Ich möchte raus, einfach nur weg („Sehnsucht“ von Purple Schulz 1984). Ich sehne mich zurück nach jenen Jahren der Zuversicht und weitgehender Sorglosigkeit, Jahre in denen es für jeden, der arbeiten wollte auch Arbeit gab. Jahre, wo Wohnungen zu haben, Mieten erschwinglich und Lebensmittel noch ein Genuss waren, wo der Mensch in der Regel als Mensch galt und nicht nach Statussymbolen beurteilt wurde. Sicherlich gab es Neid und Missgunst, aber kein Mobbing in der heutigen Form. Lehrer waren meist Vorbild und versuchten nicht die Schüler politisch und gesellschaftlich zu konditionieren. Leistung und Können waren Maßstab für die Qualifikation und nicht die Quote. In der Regierung hatten noch Staatsmänner das Sagen und keine engstirnigen Berufspolitiker ohne sonstige Berufs- und Lebenserfahrung, die das Volk erziehen und belehren wollen. Auch wenn es Versuche der Indoktrination und Unterdrückung in Schulen gab, vor allem in den 1950er Jahren, wogegen sich der Song von Pink Floyd aus dem Jahr 1979 richtete,

„We don′t need no education
We don’t need no thought control
No dark sarcasm in the classroom
Teacher, leave them kids alone“ 

folgte Anfang bis Ende der 1960er Jahre schrittweise eine Phase des Um- und Aufbruchs, der Befreiung von verkrusteten Ansichten und Zwängen. Es waren die goldenen Jahre dank Ludwig Erhard, die wie ein Befreiungsschlag wirkten. Wirtschaftsaufschwung, Wohlstand für alle, Verbesserung der Beziehungen zu Israel und den USA. Hoffnung prägte unser Leben, eine Hoffnung, die jedoch nur wenige Jahrzehnte währte, sich nicht erfüllte, sondern Stück für Stück am politischen Unvermögen und an fehlender Weitsicht während der letzten 20 bis 25 Jahre zerbrach.

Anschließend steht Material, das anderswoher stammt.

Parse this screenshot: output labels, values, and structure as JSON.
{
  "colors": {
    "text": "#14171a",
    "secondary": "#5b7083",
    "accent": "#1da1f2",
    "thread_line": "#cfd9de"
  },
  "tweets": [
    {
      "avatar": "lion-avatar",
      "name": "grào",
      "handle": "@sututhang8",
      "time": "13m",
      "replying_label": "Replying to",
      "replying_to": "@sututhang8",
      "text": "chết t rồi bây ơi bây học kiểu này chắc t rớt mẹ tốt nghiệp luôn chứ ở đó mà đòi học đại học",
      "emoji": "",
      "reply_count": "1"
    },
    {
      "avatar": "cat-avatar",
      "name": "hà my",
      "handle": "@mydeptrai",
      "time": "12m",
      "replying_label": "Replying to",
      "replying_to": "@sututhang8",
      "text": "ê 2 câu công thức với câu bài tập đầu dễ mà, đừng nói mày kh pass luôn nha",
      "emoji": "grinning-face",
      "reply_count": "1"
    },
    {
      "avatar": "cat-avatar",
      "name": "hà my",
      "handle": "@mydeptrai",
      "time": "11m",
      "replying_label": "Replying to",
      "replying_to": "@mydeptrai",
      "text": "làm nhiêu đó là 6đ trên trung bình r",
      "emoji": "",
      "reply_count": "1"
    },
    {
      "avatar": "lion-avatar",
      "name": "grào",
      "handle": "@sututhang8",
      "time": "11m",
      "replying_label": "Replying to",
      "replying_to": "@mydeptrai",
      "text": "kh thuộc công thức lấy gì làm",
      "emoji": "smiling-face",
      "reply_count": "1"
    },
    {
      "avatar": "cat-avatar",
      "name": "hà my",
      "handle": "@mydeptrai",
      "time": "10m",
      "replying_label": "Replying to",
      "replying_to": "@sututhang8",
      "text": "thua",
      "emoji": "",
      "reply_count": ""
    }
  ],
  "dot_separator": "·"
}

Ich habe Heimweh. Ich möchte das Deutschland zurück, wo niemand Existenzängste haben musste, wo man auf den Straßen unbeschwert feiern konnte, es noch keine Betonpoller vor Märkten und Personenkontrollen bei Veranstaltungen gab. Wo Parks und Schwimmbäder sicher und NOGO-Areas selten waren. Wo Deutschland noch nicht unversöhnlich in Links und Rechts gespalten war und niemand Angst vor Terroranschlägen haben musste. Wo einem noch kein WEF weismachte, du seist glücklich, wenn du nichts besitzt. Wo die Bürokratie noch nicht ausuferte.

Man ließ uns leben, eigene Erfahrungen sammeln, belehrte uns nicht ständig. Wir waren frei!

Sicherlich möchte ich einige Vorzüge und Annehmlichkeiten der heutigen Zeit ungern missen, aber machen diese das wett, was wir verloren haben, unsere Freiheit?